We fended off the guy with the shovel, who looked like he still had some inclination to use it, and took the pit bull back over to the house while we called the police. They didn't want to send anyone out at first, because it was an animal control problem, but finally they agreed. Fast forward to the end. After some cajoling and convincing on our part (there apparently is no provision for after hours animal control emergencies except to call someone with a key and hope they can come out), the dog rode off in the back of the police cruiser.
All that to say this: the ugly, snarling, violent scene last night made me kind of rethink my opinion of pit bulls. I had always thought they were a breed whose behavior doesn't justify their negative reputation.
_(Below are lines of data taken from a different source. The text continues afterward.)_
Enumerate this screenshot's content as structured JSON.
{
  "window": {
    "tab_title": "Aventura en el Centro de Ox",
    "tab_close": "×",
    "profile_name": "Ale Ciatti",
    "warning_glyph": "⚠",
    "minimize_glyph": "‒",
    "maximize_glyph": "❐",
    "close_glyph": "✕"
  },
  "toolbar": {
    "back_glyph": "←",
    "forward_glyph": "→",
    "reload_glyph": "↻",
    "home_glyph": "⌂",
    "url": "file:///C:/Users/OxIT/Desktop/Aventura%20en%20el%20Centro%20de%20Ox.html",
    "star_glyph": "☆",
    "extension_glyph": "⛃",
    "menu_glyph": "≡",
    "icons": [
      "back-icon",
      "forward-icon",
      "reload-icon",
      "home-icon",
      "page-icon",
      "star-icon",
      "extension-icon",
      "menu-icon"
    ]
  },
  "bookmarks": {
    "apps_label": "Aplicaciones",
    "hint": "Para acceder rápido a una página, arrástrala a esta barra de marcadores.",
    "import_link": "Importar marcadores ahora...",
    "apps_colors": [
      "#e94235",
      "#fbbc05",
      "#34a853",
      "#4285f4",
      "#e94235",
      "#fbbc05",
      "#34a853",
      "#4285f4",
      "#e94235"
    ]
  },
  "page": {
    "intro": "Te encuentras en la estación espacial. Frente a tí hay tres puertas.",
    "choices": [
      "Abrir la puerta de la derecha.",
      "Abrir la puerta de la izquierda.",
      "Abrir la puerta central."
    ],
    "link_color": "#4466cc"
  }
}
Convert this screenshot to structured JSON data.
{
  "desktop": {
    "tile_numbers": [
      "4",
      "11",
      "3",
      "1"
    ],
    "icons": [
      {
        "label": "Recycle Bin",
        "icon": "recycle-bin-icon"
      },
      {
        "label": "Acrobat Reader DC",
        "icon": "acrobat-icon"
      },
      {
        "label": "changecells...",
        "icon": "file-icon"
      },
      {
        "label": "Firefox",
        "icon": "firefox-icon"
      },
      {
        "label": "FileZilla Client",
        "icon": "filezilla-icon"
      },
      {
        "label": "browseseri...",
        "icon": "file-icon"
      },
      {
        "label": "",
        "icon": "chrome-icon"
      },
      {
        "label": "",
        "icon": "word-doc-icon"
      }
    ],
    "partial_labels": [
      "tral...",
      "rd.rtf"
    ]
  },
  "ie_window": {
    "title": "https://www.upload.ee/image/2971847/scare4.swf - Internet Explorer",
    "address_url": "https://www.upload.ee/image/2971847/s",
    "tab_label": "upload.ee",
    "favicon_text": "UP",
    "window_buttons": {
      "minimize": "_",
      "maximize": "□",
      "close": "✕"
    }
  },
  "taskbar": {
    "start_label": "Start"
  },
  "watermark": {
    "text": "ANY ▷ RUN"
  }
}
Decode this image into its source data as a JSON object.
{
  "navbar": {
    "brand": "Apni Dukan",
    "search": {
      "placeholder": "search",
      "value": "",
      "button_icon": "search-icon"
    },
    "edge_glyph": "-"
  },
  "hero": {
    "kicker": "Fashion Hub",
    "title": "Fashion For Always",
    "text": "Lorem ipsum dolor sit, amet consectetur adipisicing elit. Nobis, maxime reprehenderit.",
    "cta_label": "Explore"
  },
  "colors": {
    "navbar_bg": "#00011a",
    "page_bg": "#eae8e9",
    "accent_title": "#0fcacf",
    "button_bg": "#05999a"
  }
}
I had always thought the way an animal, any animal, acted was a direct reflection of its owner and how it was trained and treated. I had owned a pit bull before and thought it was the most loyal, gentle dog I had ever had. But this dog was also someone's pet. It was well cared for and not scarred. And it turned on a dime and became a killer. Granted, Shaft is annoying and it wouldn't have been any great loss to the Brandon Avenue scene, but still. I wouldn't have a pit for a pet now. Not after seeing what I saw last night.

2 comments:

Anonymous said...

Do you think maybe he was trying to protect you, Beth, and Harper from what he perceived as a threat?

Side note - I learned from some folks that if you pick the dog(s) hind legs up and pull them back, they stop fighting - they lose their balance or something along those lines.

Kristy said...

I doubt it. The dog had literally JUST come up in the yard when it all unfolded. It was two unneutered males seeing who was the manliest, I think.